所以这就是我所困的地方,我必须构造一个PDA,该PDA接受条件为n(a)小于或等于2n(b)的来自{a,b} *的单词
答案 0 :(得分:0)
Put yourself into the frame of mind of a pushdown automaton. All you know how to do is read input and the stack, and then push/pop and change state based on what you see. If you start reading a string and need to tell whether it's in the language, what can you do?
It seems to me the best we can do starting out is to remember how many as we are reading. Until we see bs, there's no reason to do anything else. That is, simply read as and push them on the stack. The following rules should suffice:
Q i s Q' s'
-- -- -- -- --
q0 a Z q0 aZ
q0 a a q0 aa
Now, what happens when we see a b? If we want at least twice as many bs as as, we can't just cross of as for each b, since that would give at least as many bs as as but not at least twice as many.

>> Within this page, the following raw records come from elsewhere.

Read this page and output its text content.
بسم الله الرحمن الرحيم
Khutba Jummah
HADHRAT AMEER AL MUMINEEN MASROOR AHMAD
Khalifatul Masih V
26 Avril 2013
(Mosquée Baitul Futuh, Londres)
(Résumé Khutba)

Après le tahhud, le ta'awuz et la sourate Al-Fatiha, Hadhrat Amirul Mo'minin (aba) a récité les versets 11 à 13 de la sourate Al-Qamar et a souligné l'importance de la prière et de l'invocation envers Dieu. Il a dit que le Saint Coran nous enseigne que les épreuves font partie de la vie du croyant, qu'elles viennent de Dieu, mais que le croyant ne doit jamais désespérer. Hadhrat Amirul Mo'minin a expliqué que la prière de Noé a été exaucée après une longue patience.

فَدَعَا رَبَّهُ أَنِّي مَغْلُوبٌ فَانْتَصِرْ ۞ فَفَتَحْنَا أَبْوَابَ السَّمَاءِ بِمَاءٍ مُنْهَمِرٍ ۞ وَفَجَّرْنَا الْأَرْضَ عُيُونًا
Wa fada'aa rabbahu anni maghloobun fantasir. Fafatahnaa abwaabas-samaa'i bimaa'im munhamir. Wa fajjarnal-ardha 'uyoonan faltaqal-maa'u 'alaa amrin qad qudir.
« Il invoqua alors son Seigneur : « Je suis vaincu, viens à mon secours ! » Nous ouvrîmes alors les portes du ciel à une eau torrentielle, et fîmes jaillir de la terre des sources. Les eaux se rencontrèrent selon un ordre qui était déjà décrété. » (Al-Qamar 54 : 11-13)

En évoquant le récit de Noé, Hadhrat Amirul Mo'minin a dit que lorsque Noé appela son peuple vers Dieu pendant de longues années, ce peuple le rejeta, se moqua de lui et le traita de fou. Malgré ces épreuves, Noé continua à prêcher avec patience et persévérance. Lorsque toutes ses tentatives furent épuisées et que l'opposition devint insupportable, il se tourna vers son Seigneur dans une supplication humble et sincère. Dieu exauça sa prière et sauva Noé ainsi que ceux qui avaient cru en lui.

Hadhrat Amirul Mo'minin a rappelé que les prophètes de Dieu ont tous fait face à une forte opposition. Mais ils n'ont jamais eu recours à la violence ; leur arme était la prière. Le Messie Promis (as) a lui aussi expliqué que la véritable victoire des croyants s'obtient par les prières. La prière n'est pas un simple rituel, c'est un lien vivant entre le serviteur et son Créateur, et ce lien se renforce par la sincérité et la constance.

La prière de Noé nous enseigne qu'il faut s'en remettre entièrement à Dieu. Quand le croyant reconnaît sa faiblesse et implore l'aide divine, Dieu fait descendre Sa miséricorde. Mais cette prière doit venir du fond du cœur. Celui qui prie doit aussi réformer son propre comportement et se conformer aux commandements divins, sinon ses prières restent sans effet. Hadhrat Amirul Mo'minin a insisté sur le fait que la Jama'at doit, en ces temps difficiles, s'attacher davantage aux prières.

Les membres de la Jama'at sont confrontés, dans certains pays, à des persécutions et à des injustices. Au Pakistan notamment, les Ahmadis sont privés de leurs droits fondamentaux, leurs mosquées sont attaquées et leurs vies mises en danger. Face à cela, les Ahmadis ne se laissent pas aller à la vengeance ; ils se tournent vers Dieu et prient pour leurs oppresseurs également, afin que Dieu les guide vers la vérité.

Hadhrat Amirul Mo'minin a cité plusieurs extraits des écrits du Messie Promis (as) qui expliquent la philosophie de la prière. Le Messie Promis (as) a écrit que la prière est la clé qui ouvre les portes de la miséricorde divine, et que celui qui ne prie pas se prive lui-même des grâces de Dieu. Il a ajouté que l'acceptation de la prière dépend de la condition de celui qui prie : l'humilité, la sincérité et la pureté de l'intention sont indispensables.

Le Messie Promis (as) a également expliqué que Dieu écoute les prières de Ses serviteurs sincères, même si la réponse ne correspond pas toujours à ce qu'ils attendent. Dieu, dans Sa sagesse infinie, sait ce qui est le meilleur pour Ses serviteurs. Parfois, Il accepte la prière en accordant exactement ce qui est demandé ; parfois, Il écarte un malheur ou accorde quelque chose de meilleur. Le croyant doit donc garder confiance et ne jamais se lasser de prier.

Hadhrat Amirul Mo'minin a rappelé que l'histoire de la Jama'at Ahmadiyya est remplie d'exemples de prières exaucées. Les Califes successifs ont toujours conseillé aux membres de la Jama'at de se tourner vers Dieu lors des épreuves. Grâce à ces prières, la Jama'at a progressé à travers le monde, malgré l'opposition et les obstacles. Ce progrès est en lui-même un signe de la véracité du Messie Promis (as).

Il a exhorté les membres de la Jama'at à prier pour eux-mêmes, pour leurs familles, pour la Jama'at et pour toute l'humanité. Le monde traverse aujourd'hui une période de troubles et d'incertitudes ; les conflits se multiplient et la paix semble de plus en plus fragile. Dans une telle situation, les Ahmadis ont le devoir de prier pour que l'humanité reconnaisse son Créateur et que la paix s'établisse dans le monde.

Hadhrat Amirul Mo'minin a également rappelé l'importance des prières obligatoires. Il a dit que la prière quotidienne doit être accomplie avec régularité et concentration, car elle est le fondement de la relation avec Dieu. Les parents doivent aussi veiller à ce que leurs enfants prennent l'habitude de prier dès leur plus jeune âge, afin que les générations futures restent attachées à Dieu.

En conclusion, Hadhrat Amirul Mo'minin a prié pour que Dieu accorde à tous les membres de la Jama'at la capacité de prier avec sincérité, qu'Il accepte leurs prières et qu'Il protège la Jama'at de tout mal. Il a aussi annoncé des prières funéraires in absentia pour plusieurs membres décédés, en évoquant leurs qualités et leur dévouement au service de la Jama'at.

What if we cross off two as for each b? Well, that gives us at least half as many bs as as, which is the wrong direction. This suggests crossing off one a for every two bs, which turns out to be correct. The rules:
Q i s Q' s'
-- -- -- -- --
q0 b a q1 a
q1 b a q2 -
q2 b a q1 a
Note we created a new state q2 which has one rule in common with q0 but not the ones for reading as. Indeed, once we start reading bs, we don't want to allow any more as to be read. Leaving out the rules will crash the automaton and reject the string.

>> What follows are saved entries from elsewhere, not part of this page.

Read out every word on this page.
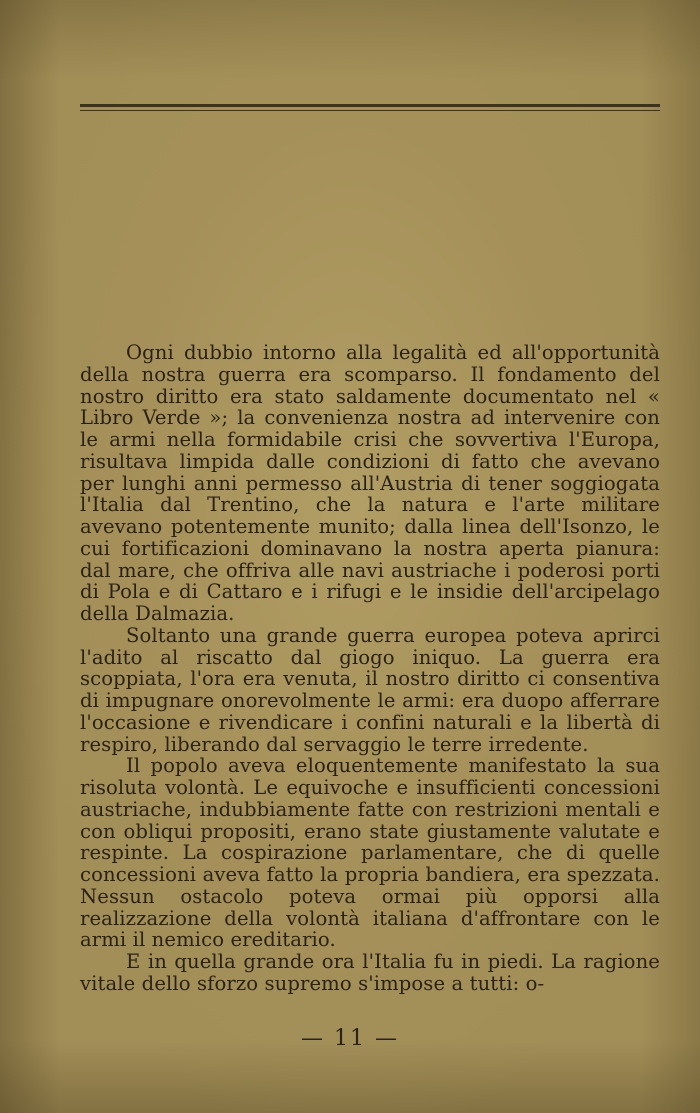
Ogni dubbio intorno alla legalità ed all'opportunità della nostra guerra era scomparso. Il fondamento del nostro diritto era stato saldamente documentato nel « Libro Verde »; la convenienza nostra ad intervenire con le armi nella formidabile crisi che sovvertiva l'Europa, risultava limpida dalle condizioni di fatto che avevano per lunghi anni permesso all'Austria di tener soggiogata l'Italia dal Trentino, che la natura e l'arte militare avevano potentemente munito; dalla linea dell'Isonzo, le cui fortificazioni dominavano la nostra aperta pianura: dal mare, che offriva alle navi austriache i poderosi porti di Pola e di Cattaro e i rifugi e le insidie dell'arcipelago della Dalmazia.

Soltanto una grande guerra europea poteva aprirci l'adito al riscatto dal giogo iniquo. La guerra era scoppiata, l'ora era venuta, il nostro diritto ci consentiva di impugnare onorevolmente le armi: era duopo afferrare l'occasione e rivendicare i confini naturali e la libertà di respiro, liberando dal servaggio le terre irredente.

Il popolo aveva eloquentemente manifestato la sua risoluta volontà. Le equivoche e insufficienti concessioni austriache, indubbiamente fatte con restrizioni mentali e con obliqui propositi, erano state giustamente valutate e respinte. La cospirazione parlamentare, che di quelle concessioni aveva fatto la propria bandiera, era spezzata. Nessun ostacolo poteva ormai più opporsi alla realizzazione della volontà italiana d'affrontare con le armi il nemico ereditario.

E in quella grande ora l'Italia fu in piedi. La ragione vitale dello sforzo supremo s'impose a tutti: o-

— 11 —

If we have exactly twice as many bs as as, we will end up in state q2 with no more input and an empty stack. If we have additional bs, we need a rule to allow them. It suffices to add a self loop on state q2:
Q i s Q' s'
-- -- -- -- --
q2 b Z q2 Z
Taken together, these states and transitions should be pretty close to a working PDA for your language. Other options would have been to write a CFG first and then apply an algorithm to convert the CFG to a PDA, for example, a top-down or bottom-up parser.